Se não constar das exceções ("tele-entrega" não consta), sua grafia será com hífen, embora não apareça no Volp, que traz "teleducação" e "teleducando". O que talvez ocorra com "tele-entrega" é que os dicionários registrem duas formas, como fazem com "teleducação"/"tele-educação", "teleducando"/"tele-educando". A não ser que não a tenham registrado por ser mal formada e por causa do significado movediço. O que significa "tele-entregar"? Entregar pedido feito por telefone ou entregar algum pedido por telefone, coisa ainda inimaginável? Conclui-se que a palavra não faz falta a ninguém.

Não e quase
Outra curiosidade é a da Nota explicativa do Volp, página LIII. O Acordo excluiu o hífen quando as palavras "não" e "quase" agem como prefixos. Agora é "não agressão", "não fumante", "quase delito", "quase irmão". Estranho, no entanto, é o penúltimo parágrafo da Nota:

"Está claro que, para atender a especiais situações de expressividade estilística com a utilização de recursos ortográficos, se pode recorrer ao emprego do hífen nestes e em todos os outros casos que o uso permitir. É recurso a que se socorrem muitas línguas. Deste "não" hifenado se serviram no alemão Ficthe e Hegel para exercer importante função significativa nas respectivas terminologias filosóficas; nicht-sein e nicht-ich, de que outros idiomas europeus se apropriaram como calços linguísticos. Não é, portanto, recursos para ser banalizado."

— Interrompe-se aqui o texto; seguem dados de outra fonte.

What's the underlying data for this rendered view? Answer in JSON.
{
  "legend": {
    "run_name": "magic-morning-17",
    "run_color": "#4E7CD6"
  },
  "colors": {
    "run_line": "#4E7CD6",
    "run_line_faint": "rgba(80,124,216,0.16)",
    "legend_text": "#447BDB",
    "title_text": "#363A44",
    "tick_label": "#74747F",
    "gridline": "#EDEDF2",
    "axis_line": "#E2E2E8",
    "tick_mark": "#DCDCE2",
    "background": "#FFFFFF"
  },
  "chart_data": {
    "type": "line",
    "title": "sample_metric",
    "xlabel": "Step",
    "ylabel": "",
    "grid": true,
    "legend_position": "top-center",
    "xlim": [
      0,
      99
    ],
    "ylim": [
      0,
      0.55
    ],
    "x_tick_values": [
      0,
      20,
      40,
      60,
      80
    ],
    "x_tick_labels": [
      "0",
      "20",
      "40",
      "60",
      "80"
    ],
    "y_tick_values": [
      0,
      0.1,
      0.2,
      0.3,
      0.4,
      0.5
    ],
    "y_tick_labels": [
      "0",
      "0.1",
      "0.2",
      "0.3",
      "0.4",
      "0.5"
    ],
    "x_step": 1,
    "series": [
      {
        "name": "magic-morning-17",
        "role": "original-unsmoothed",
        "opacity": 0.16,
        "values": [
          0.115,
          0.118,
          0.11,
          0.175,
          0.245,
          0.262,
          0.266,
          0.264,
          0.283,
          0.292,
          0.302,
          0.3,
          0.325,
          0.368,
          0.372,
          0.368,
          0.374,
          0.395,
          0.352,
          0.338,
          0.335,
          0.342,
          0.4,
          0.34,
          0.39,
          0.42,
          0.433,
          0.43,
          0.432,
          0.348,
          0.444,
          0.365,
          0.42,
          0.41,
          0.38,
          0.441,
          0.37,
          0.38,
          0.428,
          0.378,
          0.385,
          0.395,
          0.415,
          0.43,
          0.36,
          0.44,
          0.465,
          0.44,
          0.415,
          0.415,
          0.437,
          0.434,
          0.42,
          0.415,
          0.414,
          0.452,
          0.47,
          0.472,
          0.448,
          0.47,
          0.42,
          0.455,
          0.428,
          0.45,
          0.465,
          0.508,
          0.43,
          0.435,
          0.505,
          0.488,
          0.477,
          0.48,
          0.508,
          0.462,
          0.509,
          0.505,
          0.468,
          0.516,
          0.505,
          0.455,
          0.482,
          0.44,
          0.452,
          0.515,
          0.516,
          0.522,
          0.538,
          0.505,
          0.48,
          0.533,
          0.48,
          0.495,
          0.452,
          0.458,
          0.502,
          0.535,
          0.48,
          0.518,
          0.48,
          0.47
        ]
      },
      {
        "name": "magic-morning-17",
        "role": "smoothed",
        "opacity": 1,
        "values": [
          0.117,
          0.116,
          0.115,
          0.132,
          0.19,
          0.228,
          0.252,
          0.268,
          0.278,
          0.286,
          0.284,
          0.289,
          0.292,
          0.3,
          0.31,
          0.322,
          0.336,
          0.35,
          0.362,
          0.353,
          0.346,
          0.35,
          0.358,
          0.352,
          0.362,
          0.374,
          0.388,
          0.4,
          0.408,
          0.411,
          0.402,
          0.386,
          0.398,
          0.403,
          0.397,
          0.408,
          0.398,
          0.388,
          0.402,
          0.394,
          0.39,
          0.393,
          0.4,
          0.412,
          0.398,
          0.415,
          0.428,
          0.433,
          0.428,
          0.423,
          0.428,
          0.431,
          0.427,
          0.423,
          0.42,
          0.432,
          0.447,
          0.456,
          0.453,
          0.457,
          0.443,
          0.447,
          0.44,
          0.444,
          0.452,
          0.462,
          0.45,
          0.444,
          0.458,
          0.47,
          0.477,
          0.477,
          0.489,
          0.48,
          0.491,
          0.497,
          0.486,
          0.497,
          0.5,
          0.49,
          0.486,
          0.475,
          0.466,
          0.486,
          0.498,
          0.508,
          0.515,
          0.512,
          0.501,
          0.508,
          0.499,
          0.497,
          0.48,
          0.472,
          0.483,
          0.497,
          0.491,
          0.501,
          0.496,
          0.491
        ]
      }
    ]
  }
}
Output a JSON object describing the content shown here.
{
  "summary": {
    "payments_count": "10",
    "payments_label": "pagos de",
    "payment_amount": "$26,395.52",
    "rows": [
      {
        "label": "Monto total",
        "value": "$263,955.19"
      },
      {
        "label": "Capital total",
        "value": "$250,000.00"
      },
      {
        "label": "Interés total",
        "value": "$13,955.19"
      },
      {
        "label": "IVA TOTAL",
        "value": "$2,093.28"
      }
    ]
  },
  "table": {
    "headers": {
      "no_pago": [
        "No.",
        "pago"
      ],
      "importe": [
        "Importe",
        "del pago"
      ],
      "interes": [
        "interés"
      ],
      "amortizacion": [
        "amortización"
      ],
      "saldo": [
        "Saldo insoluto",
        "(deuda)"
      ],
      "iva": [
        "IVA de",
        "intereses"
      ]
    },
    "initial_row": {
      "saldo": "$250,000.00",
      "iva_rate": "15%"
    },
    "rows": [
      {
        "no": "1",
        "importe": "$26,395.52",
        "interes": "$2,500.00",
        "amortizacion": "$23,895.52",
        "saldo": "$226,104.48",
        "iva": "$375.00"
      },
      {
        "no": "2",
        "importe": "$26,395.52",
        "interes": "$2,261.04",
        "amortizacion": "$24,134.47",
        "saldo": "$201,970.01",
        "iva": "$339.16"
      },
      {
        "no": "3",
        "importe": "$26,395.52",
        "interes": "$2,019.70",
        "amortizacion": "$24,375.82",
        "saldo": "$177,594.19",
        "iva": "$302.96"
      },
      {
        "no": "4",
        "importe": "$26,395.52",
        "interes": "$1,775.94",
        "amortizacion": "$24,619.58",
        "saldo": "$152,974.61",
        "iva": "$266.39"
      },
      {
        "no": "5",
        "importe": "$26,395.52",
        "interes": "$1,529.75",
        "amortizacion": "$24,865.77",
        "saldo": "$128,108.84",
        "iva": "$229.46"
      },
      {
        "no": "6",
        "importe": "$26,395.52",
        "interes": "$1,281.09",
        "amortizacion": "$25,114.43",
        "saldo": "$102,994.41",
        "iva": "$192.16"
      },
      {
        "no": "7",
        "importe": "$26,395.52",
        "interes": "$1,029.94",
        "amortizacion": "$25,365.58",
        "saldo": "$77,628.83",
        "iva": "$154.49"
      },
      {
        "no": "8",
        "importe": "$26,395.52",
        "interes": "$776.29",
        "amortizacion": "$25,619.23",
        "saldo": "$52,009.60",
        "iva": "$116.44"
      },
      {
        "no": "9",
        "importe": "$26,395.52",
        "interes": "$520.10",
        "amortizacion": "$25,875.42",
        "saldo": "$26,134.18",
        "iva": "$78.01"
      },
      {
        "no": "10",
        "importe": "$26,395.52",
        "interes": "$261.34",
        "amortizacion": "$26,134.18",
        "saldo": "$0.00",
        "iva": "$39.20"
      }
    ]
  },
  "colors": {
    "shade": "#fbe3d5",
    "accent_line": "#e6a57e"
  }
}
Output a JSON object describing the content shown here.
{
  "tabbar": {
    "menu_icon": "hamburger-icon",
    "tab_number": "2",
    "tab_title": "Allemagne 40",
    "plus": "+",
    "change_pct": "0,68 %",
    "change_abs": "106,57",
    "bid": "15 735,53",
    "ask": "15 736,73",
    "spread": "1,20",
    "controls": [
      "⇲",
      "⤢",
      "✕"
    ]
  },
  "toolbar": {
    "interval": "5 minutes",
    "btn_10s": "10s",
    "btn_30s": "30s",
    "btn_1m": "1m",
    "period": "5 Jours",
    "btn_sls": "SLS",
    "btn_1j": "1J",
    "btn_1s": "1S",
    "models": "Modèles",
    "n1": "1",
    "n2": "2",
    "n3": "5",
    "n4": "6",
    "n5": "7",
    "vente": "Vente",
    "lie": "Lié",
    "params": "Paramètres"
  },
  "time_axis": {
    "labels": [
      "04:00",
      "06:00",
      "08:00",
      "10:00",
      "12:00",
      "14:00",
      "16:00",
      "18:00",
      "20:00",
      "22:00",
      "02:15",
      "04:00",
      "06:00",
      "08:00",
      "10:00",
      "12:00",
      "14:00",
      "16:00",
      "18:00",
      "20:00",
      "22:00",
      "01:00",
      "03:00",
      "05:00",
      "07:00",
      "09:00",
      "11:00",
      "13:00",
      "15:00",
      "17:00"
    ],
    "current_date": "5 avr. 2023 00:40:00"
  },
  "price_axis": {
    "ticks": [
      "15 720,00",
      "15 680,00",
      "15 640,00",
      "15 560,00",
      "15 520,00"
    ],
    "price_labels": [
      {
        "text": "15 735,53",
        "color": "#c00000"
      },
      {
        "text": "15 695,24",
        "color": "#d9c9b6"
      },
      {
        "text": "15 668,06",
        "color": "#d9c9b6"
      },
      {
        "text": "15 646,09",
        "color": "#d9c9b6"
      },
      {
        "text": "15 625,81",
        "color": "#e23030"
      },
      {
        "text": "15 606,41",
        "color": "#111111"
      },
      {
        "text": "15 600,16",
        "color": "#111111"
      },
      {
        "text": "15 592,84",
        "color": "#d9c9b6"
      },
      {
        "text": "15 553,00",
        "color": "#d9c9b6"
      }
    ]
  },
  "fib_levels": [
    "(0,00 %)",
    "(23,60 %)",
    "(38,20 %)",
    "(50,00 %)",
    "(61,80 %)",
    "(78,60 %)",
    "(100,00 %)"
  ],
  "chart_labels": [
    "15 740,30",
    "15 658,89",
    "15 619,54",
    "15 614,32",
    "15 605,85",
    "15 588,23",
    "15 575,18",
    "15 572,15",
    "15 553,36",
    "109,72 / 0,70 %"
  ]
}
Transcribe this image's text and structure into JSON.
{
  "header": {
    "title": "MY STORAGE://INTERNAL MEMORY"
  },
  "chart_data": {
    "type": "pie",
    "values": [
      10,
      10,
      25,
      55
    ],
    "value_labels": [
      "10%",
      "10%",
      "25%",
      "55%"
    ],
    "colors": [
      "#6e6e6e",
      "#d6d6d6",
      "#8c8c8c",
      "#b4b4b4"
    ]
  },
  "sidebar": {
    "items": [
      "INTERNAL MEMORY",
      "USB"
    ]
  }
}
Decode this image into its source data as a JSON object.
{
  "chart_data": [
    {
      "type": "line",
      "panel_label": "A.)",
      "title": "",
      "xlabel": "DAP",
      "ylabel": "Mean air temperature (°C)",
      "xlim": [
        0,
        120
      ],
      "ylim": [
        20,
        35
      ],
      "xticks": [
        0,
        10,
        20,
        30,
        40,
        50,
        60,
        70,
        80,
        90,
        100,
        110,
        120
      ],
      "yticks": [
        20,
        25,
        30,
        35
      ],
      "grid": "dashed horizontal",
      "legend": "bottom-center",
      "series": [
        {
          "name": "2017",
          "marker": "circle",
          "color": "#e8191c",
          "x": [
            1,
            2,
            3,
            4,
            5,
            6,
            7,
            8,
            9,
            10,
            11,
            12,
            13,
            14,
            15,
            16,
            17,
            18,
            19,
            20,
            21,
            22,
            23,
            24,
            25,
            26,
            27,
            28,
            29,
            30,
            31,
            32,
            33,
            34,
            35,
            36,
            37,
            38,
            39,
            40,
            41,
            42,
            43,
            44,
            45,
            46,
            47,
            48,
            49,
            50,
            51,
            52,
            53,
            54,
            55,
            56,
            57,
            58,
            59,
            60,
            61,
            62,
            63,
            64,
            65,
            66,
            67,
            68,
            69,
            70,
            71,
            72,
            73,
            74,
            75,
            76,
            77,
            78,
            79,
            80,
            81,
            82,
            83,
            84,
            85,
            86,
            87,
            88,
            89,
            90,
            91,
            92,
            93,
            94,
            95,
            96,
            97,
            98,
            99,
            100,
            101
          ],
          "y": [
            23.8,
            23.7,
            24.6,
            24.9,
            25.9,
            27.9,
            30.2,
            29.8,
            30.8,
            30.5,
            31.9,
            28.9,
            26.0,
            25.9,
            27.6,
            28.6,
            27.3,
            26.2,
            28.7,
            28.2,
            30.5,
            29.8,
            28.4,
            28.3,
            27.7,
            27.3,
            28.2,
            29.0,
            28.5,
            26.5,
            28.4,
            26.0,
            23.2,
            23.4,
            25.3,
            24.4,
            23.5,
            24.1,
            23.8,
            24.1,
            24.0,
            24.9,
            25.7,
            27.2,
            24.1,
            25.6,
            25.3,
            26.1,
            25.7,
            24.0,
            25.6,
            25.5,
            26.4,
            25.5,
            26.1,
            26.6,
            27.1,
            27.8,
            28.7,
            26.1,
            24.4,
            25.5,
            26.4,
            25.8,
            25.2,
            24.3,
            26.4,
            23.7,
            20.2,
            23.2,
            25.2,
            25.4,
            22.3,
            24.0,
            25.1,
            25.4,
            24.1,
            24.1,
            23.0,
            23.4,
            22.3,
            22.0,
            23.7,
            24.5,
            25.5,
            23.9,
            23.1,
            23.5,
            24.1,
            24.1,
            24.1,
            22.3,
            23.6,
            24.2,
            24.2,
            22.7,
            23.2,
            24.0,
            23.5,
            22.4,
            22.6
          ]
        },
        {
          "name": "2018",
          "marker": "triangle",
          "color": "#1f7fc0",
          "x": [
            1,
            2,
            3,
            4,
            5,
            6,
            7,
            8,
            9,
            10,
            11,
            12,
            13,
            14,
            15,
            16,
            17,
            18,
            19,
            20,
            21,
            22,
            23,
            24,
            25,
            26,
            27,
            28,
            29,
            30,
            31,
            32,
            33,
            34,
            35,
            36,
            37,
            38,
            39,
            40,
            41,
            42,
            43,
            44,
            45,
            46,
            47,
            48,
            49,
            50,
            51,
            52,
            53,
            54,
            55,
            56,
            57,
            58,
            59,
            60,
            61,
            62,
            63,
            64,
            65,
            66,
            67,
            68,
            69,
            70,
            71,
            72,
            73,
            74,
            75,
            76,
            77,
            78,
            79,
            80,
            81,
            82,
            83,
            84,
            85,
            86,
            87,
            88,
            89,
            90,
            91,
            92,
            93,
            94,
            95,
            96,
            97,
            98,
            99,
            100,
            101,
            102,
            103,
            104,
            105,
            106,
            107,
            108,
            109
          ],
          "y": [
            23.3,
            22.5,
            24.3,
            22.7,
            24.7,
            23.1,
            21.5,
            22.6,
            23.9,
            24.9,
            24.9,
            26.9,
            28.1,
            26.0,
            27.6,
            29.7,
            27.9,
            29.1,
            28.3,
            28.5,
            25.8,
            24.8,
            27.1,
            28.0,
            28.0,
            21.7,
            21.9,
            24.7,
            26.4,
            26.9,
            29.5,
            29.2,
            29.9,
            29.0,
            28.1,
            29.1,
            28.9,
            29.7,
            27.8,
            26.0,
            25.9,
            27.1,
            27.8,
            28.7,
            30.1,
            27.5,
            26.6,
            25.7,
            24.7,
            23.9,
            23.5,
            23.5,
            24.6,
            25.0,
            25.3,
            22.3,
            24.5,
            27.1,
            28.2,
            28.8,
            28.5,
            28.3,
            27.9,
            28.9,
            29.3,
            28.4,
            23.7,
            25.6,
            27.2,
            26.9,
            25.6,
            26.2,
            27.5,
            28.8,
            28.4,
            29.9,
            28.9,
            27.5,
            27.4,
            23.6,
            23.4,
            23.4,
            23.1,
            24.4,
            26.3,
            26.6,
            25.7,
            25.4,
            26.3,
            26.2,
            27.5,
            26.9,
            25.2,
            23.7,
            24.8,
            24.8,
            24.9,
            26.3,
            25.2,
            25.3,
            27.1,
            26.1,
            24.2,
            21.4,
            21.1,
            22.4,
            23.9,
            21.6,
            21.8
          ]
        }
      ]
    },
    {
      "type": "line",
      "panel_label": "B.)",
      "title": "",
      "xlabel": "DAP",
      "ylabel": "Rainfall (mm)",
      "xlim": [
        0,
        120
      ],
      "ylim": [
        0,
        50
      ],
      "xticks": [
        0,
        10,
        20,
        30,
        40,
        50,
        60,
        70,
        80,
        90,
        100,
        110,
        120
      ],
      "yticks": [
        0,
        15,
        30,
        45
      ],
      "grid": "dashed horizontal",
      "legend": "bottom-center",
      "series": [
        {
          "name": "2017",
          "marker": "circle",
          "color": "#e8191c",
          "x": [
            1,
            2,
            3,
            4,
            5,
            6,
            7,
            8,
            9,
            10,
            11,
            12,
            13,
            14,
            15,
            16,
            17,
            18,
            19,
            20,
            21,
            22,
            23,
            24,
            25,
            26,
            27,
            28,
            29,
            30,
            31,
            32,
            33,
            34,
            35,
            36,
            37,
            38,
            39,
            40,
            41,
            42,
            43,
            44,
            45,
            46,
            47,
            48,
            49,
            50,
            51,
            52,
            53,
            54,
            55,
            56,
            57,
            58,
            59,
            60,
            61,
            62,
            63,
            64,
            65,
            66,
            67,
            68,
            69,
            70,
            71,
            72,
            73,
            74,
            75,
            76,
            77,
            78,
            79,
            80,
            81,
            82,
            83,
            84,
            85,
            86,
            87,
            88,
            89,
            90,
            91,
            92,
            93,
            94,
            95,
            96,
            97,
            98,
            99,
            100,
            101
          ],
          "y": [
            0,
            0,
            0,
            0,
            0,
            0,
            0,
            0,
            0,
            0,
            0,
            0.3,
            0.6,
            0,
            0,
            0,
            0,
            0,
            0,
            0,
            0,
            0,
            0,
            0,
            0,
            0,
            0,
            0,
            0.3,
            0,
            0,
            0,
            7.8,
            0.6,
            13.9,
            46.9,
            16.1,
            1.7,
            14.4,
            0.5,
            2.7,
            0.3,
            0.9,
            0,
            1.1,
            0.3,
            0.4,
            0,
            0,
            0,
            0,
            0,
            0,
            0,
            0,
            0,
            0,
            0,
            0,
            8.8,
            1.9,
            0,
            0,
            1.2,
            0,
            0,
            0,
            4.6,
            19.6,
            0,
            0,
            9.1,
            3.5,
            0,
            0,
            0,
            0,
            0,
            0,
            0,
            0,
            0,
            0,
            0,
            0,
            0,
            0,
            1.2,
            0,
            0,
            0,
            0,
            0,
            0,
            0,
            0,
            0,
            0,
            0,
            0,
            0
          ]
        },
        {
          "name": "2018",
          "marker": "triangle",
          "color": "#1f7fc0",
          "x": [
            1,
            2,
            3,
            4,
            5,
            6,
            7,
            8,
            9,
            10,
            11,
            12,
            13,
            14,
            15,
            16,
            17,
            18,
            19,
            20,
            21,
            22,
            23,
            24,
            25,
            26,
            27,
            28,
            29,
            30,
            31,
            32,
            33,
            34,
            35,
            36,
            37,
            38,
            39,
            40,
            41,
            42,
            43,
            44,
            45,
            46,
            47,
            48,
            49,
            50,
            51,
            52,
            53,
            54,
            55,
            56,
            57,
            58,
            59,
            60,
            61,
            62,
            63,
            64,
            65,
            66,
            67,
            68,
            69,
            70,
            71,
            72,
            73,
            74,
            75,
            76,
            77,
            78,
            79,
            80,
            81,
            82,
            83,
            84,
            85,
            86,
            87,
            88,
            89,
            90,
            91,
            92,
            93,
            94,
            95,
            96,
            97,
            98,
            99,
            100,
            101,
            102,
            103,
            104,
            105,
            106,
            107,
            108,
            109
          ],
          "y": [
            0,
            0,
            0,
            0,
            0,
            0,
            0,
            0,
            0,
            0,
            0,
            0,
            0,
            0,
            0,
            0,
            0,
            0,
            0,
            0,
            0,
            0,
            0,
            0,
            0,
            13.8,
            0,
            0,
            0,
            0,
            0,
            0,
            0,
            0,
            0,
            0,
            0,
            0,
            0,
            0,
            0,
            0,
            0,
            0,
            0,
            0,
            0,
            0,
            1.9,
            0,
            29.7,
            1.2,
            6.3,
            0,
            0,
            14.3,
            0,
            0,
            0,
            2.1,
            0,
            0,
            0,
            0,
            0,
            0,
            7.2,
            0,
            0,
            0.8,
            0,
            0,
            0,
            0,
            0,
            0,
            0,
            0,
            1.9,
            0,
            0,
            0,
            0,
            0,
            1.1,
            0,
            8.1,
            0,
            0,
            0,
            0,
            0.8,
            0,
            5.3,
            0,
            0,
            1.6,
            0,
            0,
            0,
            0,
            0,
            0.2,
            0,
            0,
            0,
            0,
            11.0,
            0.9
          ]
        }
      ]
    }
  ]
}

Aí, o professor Bechara foi longe. Quem escrever algo que ache importante, e quiser hífen em formações com "não" e "quase" para realçá-las, poderá fazê-lo.

Distrações, curiosidades, oscilações... Bem que Bechara previu que, apesar do esforço, os editores do Volp sofreriam críticas de quem procura erros alheios, hábito muito ruim: "Temos de fazer o melhor possível, mas de qualquer jeito vamos apanhar muito".
Nem tanto.

As dúvidas ortográficas
Aspectos que faltam ao Vocabulário Ortográfico da Língua Portuguesa

OMISSÕES

Bem-passado
Duplassena
Fio terra Jogo treino
Jogo do galo
Lava a jato
Lava rápido
Megassena
Meia bomba Seminovo

CORREÇÕES
Coa (sairá sem acento)
Água-de-coco (sairá com hífen)

PLURAL DE COMPOSTOS COM PALAVRAS IGUAIS

O plural de nomes compostos por palavras repetidas ou onomatopaicas deixa dúvidas no Volp. A regra básica é que só o segundo elemento varia: corre-corre, corre-corres; pisca-pisca, pisca-piscas; reco-reco, reco-recos; tico-tico, tico-ticos; tique-taque, tique-taques; toque-toque, toque-toques; vira-vira, vira-viras.

Mas dicionários registram variantes populares, como "corres-corres", "piscas--piscas". O Volp incorpora formas como "piscas-piscas" com "pisca-piscas"; "vira-viras" com "viras-vira" e mantém a forma única de dois números para "esconde-esconde". Portanto, o "esconde-esconde" e os "esconde-esconde".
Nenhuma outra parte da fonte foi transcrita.